Treatment of the patients in this series was no more special than other cases with AL amyloidosis, except that surgery using bone cement was often used in managing vertebral fractures. Melphalan, bortezomib, thalidomide, cyclophosphamide, dexamethasone, and ASCT were used to treat our patients. Fortunately, all 3 patients responded well, with an improvement in symptoms and functional status. Such a favorable prognosis is largely attributed to the early diagnosis and early treatment of AL amyloidosis. During the past few decades, several patients with initial fractures in vertebrae have been reported to have died from AL amyloidosis due to delayed diagnosis as well as inappropriate treatment.[3,5]
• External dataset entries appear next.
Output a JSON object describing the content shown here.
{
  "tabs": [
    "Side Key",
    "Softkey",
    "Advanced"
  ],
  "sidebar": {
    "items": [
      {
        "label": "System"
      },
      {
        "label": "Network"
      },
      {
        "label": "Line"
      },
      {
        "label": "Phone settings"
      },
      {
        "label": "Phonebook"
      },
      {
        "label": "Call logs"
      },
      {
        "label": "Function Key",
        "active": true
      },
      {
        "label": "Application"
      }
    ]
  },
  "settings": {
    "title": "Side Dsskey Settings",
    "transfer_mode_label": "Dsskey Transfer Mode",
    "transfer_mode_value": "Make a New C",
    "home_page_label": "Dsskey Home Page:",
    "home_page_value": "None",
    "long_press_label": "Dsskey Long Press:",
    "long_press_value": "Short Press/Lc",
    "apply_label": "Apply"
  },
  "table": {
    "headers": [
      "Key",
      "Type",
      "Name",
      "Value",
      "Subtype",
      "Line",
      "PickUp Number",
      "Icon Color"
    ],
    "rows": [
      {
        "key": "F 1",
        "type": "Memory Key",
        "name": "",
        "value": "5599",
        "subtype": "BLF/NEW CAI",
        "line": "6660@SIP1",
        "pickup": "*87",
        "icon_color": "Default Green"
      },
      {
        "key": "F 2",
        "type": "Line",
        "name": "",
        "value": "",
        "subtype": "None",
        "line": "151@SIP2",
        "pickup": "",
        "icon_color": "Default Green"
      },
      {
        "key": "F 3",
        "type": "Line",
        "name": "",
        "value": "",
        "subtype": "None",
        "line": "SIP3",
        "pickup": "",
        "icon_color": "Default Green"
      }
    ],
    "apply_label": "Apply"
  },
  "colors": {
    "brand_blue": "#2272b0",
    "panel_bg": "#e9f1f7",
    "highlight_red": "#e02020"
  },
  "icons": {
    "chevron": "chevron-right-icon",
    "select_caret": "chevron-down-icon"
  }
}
Given our results and the reports in the literature, even though vertebral compression fractures are rare in AL amyloidosis, it is still important to consider AL amyloidosis in the differential diagnosis of spontaneous vertebral compression fractures, especially in patients with hepatomegaly or elevated liver enzymes. Bone marrow biopsy is necessary, since most of the patients can have bone marrow infiltration of amyloid deposits. The functions of major organs are largely normal in most patients; thus, early diagnosis and early treatment are of great significance for such atypical cases of AL amyloidosis.